New data from the Vera C Rubin Observatory has revealed just how big this mystery space rock is.
According to the research, the object is around seven miles (11.2km) in diameter.
This makes the space rock bigger than Mount Everest and the largest interstellar object ever observed.
Some scientists, including Harvard’s Professor Avi Loeb, have suggested the object could be an alien spacecraft.
But this isn’t a commonly held opinion by most experts.
Chris Lintott, an astronomer at the University of Oxford, told Live Science: “Any suggestion that it's artificial is nonsense on stilts.
He called the claim an “insult to the exciting work going on to understand this object.”
More than 200 scientists have confirmed the size of the space object, first published on arXiv.
This comes after scientists discovered a mysterious object in space has been sending an “unexpected” pulsing signal to Earth that is “unlike anything ever seen before.”
The object, which is inside our own galaxy, has been sending signals that are so unique they have completely stumped scientists.
Nasa scientist Richard Stanton, who discovered the signal, said he can’t rule out the possibility that the signal is coming from an alien civilisation.
In a study published in the Acta Astronautica scientific journal, Stanton laid out his discovery of an unexpected ‘signal’ coming from a sun-like star about 100 light-years from Earth in May, 2023.

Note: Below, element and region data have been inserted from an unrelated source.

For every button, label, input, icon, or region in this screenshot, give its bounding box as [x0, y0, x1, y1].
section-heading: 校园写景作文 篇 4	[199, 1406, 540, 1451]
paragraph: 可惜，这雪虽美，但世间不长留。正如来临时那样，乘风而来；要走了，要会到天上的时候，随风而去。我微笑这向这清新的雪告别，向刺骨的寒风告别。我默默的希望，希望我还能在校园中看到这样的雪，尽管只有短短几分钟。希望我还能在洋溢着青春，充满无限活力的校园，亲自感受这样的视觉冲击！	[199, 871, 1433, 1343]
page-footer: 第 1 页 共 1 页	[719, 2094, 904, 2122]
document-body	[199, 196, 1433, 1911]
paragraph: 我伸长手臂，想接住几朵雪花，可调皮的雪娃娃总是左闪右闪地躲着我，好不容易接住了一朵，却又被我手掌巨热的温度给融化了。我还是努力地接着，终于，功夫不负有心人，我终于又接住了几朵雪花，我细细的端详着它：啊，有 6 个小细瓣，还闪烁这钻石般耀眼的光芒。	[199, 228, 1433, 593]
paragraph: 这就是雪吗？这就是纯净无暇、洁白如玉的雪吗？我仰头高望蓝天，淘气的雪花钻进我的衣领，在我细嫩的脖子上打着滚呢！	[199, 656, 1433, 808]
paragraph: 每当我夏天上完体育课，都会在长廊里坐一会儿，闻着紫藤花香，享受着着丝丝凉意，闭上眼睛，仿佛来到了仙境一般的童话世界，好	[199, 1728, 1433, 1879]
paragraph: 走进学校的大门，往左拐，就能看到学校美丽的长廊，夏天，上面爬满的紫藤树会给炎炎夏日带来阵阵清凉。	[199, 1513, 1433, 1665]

The signal was a pulse of light from the star that increases, then decreases and then increases again very quickly – something that the scientist says qualifies it as ‘strange’.
Even stranger, though, is that the unique signal from the Ursa Major (Great Bear) constellation was repeated again, exactly 4 seconds after it was first sent to Earth.
The pulses of light were completely identical, which according to the study, has never been seen in previous searches.
The ‘unique’ signal also made the light from its nearby star behave strangely, and made the star “partially disappear in a tenth of a second," according to Stanton.
"In over 1500 hours of searching, no single pulse resembling these has ever been detected," he added.
“The fine structure in the star's light between the peaks of the first pulse repeats almost exactly in the second pulse 4.4s later. No one knows how to explain this behaviour”.